In contrast to Murakami, I’ve read most of Wallace Stegner’s fiction, and embraced his non-fiction, too.
So, finding a new-to-me slim 1987 volume of three lectures thrilled. The American West as Living Space at its heart explores how water — and its absence, often enough — defines the region.
We’ve endured our third dry winter in a row in California. Pleasant enough to “endure” at the time, but the state needs the rain. Drought fills the news, including this article published while I was reading these essays in February. I live in a city whose very existence depends on shipping water nearly 200 miles from its source. Stegner blitzes by this fact in one sentence.
San Francisco drowned the Hetchy Hetchy Valley, which many thought as beautiful as Yosemite itself, to ensure its future water supply. (p.50)
In a light, skipping survey of a topic he knows so well, Stegner captures the environmental risks in trying to overcome the region’s inherent arid nature.

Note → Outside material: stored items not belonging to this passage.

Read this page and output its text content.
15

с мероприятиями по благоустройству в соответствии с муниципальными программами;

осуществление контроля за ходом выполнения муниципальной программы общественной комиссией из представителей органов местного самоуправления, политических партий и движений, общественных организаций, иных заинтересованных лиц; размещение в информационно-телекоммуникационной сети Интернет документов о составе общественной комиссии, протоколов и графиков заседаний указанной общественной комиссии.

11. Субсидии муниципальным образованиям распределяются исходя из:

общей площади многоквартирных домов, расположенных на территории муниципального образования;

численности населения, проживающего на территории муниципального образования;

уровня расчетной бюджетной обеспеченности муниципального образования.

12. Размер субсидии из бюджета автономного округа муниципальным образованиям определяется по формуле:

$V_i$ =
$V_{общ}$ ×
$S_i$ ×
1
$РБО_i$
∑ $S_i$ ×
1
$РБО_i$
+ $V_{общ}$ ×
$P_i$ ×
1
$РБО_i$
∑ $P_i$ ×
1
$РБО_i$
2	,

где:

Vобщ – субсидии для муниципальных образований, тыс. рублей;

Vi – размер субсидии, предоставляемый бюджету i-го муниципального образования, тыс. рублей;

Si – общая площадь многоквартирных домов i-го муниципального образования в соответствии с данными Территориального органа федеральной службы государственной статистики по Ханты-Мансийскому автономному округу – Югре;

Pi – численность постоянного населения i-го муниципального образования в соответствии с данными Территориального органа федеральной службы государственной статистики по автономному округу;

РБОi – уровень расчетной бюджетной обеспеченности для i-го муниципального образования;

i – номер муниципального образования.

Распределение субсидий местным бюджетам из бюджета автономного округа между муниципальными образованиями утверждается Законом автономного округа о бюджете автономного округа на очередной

It’s a gloomy view, overall, but even when Stegner admonishes, he can’t help but notice the defiant optimism which shapes so much of the region. Convinced it can’t last, Stegner still understood the attraction of the West, in myth and reality.
The brief bibliography points to a few dozen sources, including his own biography of John Wesley Powell, Powell’s own report of his surveys, and Marc Reisner’s Cadillac Desert. I look forward to following up on these trails.